What really worries me is the cut in investment. Infrastructure investment [in energy] dropped 18 percent [in 2020].  
 
A surge in demand on absolute energy is inevitable with economic expansion. But if energy infrastructure fails to meet demands, energy prices will spike, which could lead to a major crisis.  
 
In the past, there was a situation where crude prices doubled from $60 to 70 [per barrel] to $135. At the time, petroleum supply only fell 1 percent.    
 
 
Q. You seem to have a huge interest in biotechnology as an energy source.  
 
A. Yes. I see biotechnology development as the post-nuclear energy solution.  
 
Until now, we have used dead microorganisms as energy whether it’d be coal or petroleum.  
 
But such reserves are limited, and we can only depend on these fossil fuels for so long.  
 
Instead, we should now be focusing on live microbes.  
 
Our affiliate Daesung Eco-Energy has been operating a landfill heating gas for an apartment complex in Daegu that provides heat for 15,000 households.
 
All we do is cover the waste collected from all around Daegu with dirt and leave it for two to three years.
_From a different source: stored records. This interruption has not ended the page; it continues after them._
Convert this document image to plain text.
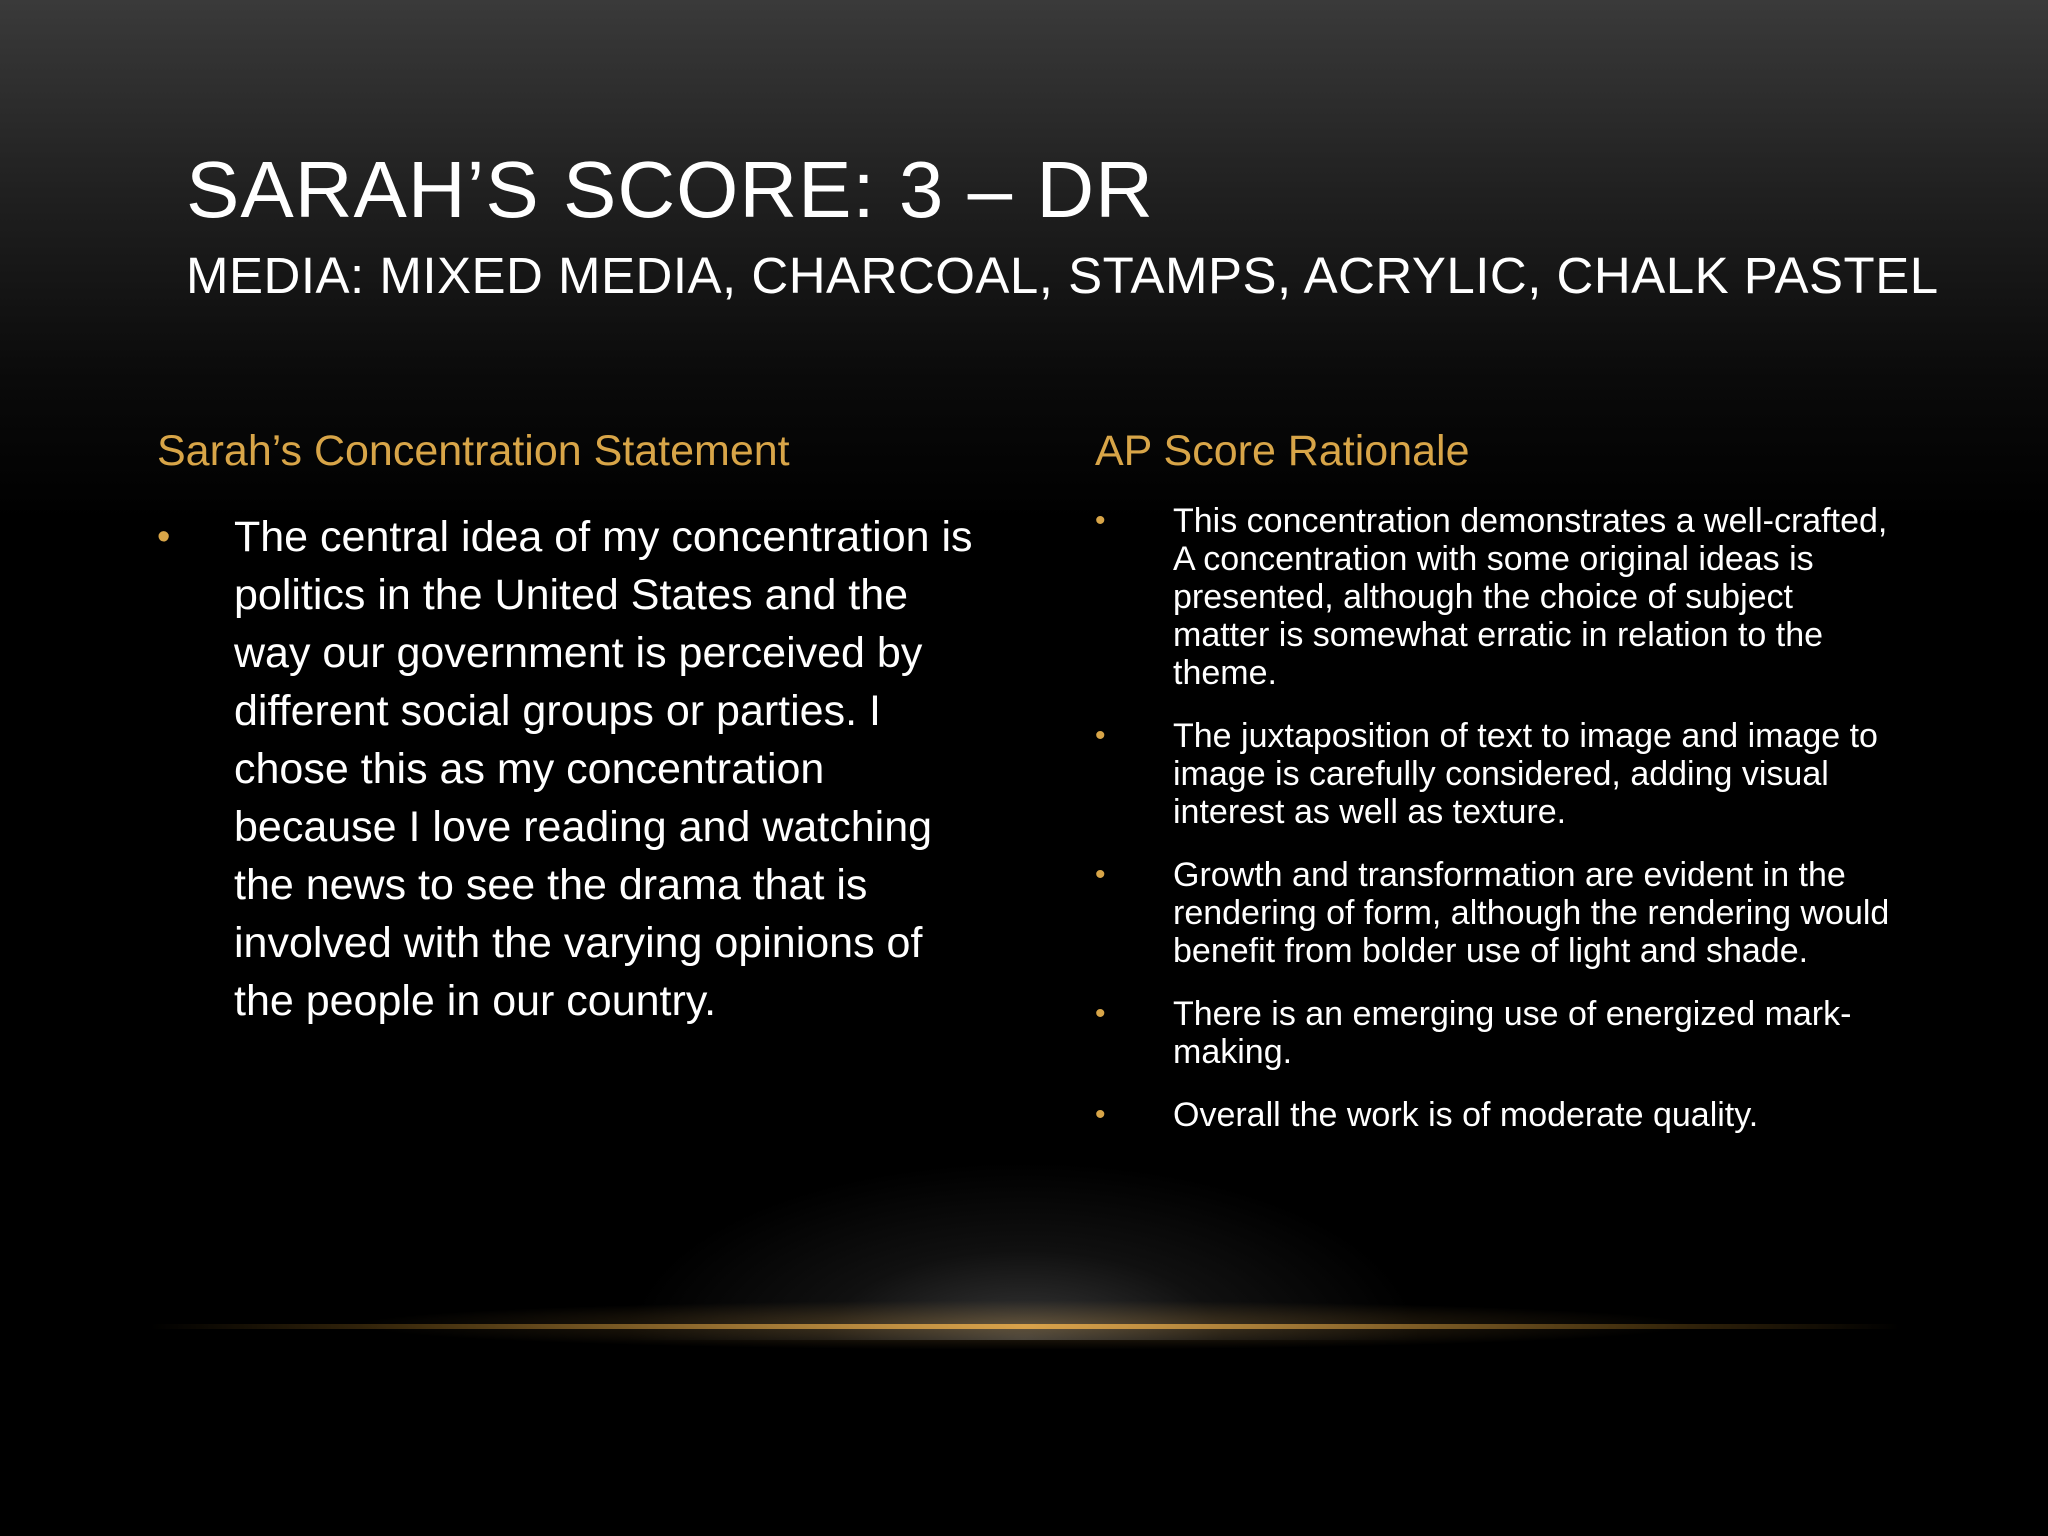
SARAH’S SCORE: 3 – DR
MEDIA: MIXED MEDIA, CHARCOAL, STAMPS, ACRYLIC, CHALK PASTEL
Sarah’s Concentration Statement
• The central idea of my concentration is politics in the United States and the way our government is perceived by different social groups or parties. I chose this as my concentration because I love reading and watching the news to see the drama that is involved with the varying opinions of the people in our country.
AP Score Rationale
• This concentration demonstrates a well-crafted, A concentration with some original ideas is presented, although the choice of subject matter is somewhat erratic in relation to the theme.
• The juxtaposition of text to image and image to image is carefully considered, adding visual interest as well as texture.
• Growth and transformation are evident in the rendering of form, although the rendering would benefit from bolder use of light and shade.
• There is an emerging use of energized mark-making.
• Overall the work is of moderate quality.
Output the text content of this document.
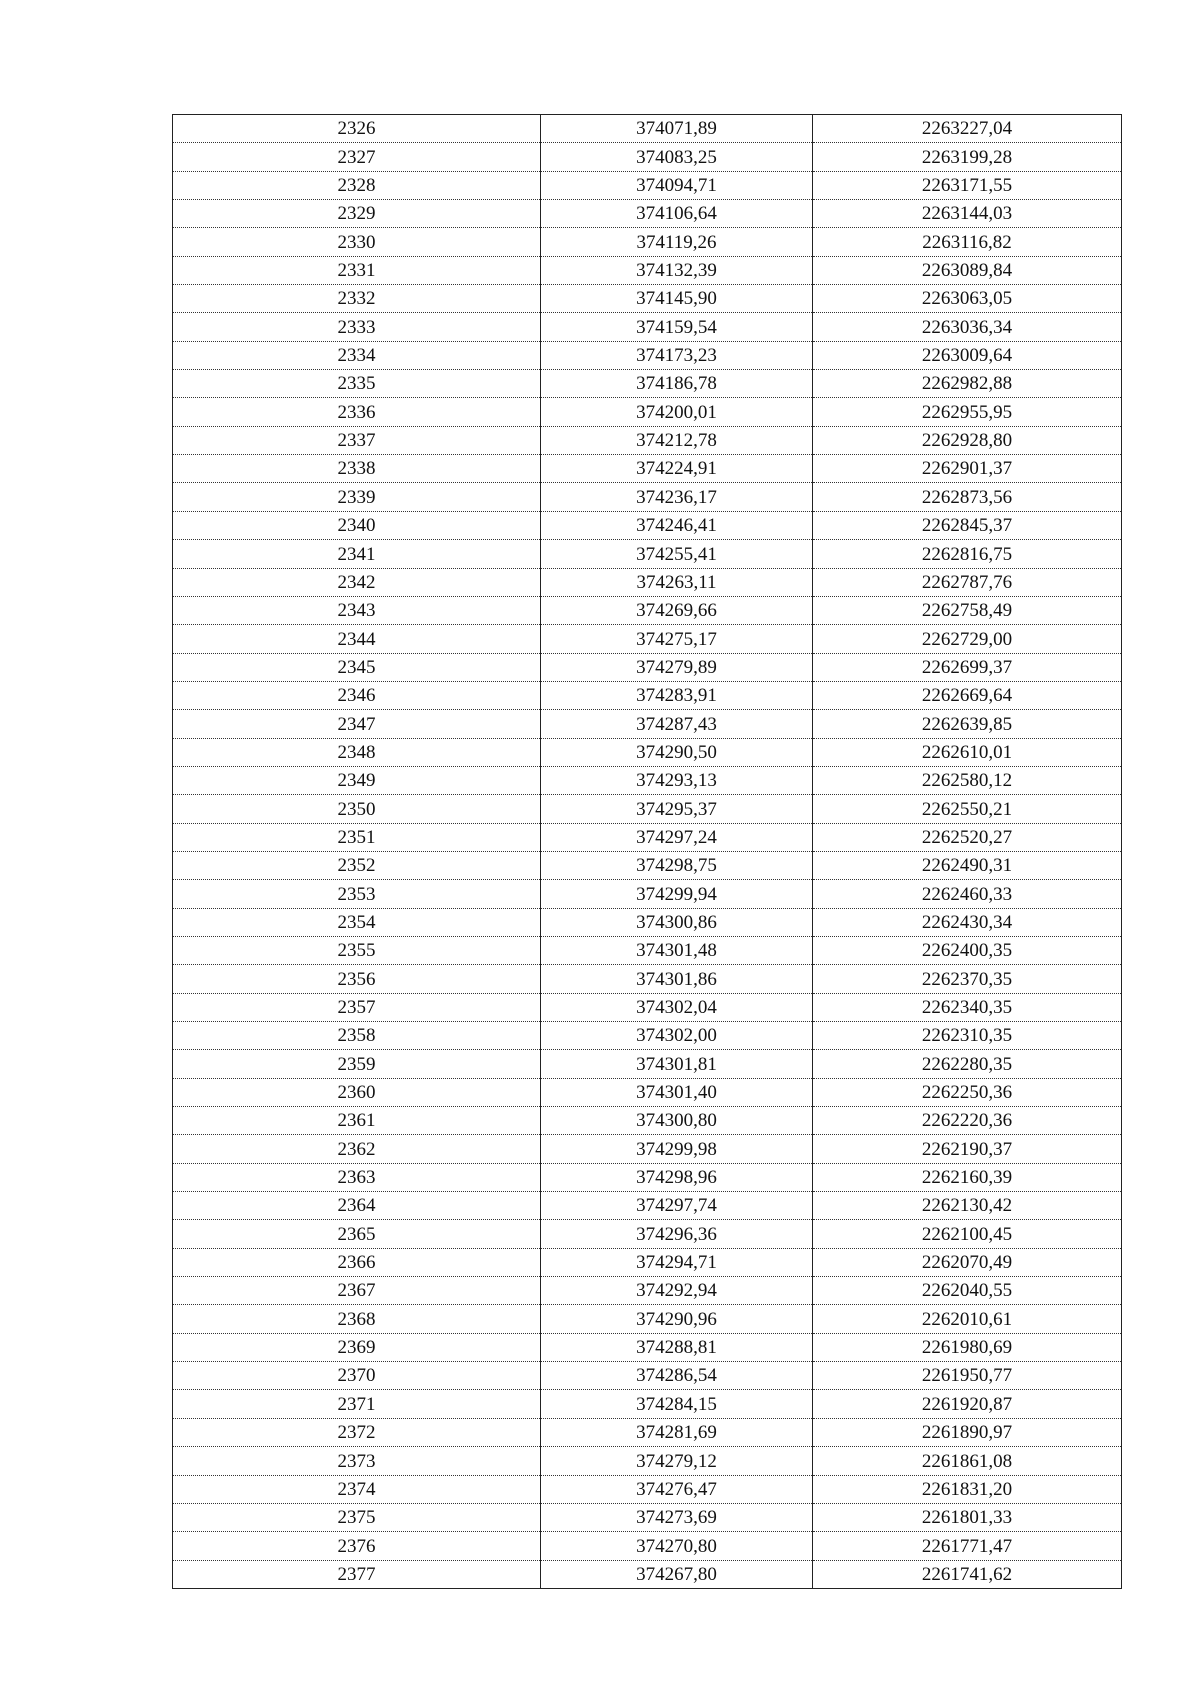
2326	374071,89	2263227,04
2327	374083,25	2263199,28
2328	374094,71	2263171,55
2329	374106,64	2263144,03
2330	374119,26	2263116,82
2331	374132,39	2263089,84
2332	374145,90	2263063,05
2333	374159,54	2263036,34
2334	374173,23	2263009,64
2335	374186,78	2262982,88
2336	374200,01	2262955,95
2337	374212,78	2262928,80
2338	374224,91	2262901,37
2339	374236,17	2262873,56
2340	374246,41	2262845,37
2341	374255,41	2262816,75
2342	374263,11	2262787,76
2343	374269,66	2262758,49
2344	374275,17	2262729,00
2345	374279,89	2262699,37
2346	374283,91	2262669,64
2347	374287,43	2262639,85
2348	374290,50	2262610,01
2349	374293,13	2262580,12
2350	374295,37	2262550,21
2351	374297,24	2262520,27
2352	374298,75	2262490,31
2353	374299,94	2262460,33
2354	374300,86	2262430,34
2355	374301,48	2262400,35
2356	374301,86	2262370,35
2357	374302,04	2262340,35
2358	374302,00	2262310,35
2359	374301,81	2262280,35
2360	374301,40	2262250,36
2361	374300,80	2262220,36
2362	374299,98	2262190,37
2363	374298,96	2262160,39
2364	374297,74	2262130,42
2365	374296,36	2262100,45
2366	374294,71	2262070,49
2367	374292,94	2262040,55
2368	374290,96	2262010,61
2369	374288,81	2261980,69
2370	374286,54	2261950,77
2371	374284,15	2261920,87
2372	374281,69	2261890,97
2373	374279,12	2261861,08
2374	374276,47	2261831,20
2375	374273,69	2261801,33
2376	374270,80	2261771,47
2377	374267,80	2261741,62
And then we collect methane gas, which is used for heating.  
 
The anaerobic bacteria floating in the air alive does its jobs on its own in creating methane gas.  
 
Not only is this good for pollution but also for the economy.  
 
Daesung Eco-Energy is one of our most profitable affiliates.  
 
For one, it cuts logistical costs.  
 
When bringing LNG, we first have to acquire the gas in foreign countries such as the United Arab Emirates, Qatar, Australia or Malaysia. The gas then has to be liquefied before being shipped to a port in Pyeongtaek [in Gyeonggi]. Then the gas is deliquified and distributed to homes via pipes.  
 
In the case of the landfill, all we need to do is cover the waste with dirt and collect the gas.  
 
Even when selling the gas to regional heating corporations for a value below the market price, we still make profit.  
 
The next step is utilizing microorganisms that generate its own electricity.  
 
One example is pouring such microbes into a tank full of water. The power that is produced from the tank is then used in powering home appliances.  
 
The ultimate goal of ours is to develop technologies that will raise energy efficiency.  
 
Q. You have also focused on environment issues overseas including reforestation in Mongolia.  
 
A. I always thought it was obvious [to build hybrid solar and wind power system SolarWin]. The desertification in Mongolia is happening. The wind in [the Gobi Desert of] Mongolia is so strong that a special break has to be installed on the wind generators. And since there are no[dramatic] weather changes mixing solar and wind power, connecting it to an energy storage, seemed to be a solution.  
 
Until recently, we’ve been involved in projects that supply power through solar, wind and hydro systems in other areas such as Bangladesh, Central Asia, Ethiopia and the Galápagos Islands.  
 
Q. What is your business philosophy?  
 
In the bible there is a saying, “A good name is more desirable than great riches.”  
 
I believe the most profitable business model is working for the public’s good.  
 
Business-wise, it's energy efficiency. Our entire enterprises will be focusing on efficiencies.  
 
Energy efficiency is often referred to as the fifth fuel.  
 
However, I believe that energy efficiency, in fact, is the first fuel.